There is no record of the Russian response in the dossier.  

However, a line can be drawn from the spy and sabotage games beginning in the Cold War to the present day, when shadowy Russian ‘grey zone’ tactics are a reality in Britain and Europe.

Key milestones in the timeline include the murder of Alexander Litvinenko by Russian agents, the Salisbury poisonings and, since the outset of Vladimir Putin’s all-out attack on Ukraine, acts of sabotage and disinformation likely directed by the Kremlin.

MI5 director Ken McCallum has warned in a speech of Russian agents or proxies being ‘on a sustained mission to generate mayhem’ in Britain, including ‘arson, sabotage and more.’  
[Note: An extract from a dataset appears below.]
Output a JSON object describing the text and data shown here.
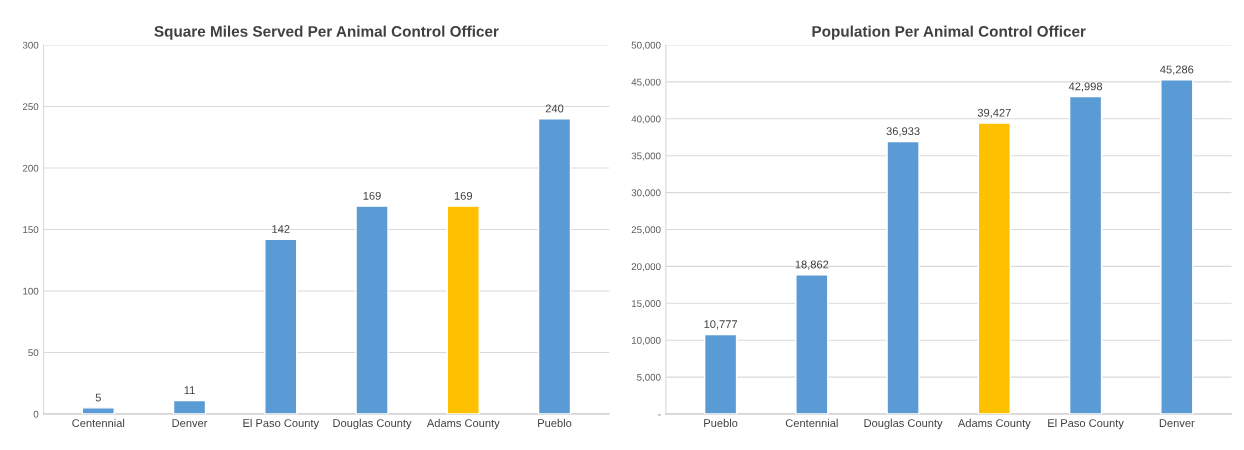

Fiona Galbraith, of Buckinghamshire New University, a former British Army intelligence officer, told Metro: ‘This type of activity is reminiscent of the type of tactics we now call “grey warfare”.

‘It’s deniable and cannot be pinned on any particular group or organisation, although most on the British side at the time are likely to have believed it was part of a deliberate campaign.

‘More recently, we have seen the Russian state implicated in significant deniable attacks.

‘They include the attempted murder of former double agent Sergei Skripal in Salisbury in 2018 and the so-called “Little Green Men” who spearheaded the invasion of Ukraine’s Crimea region in 2014.’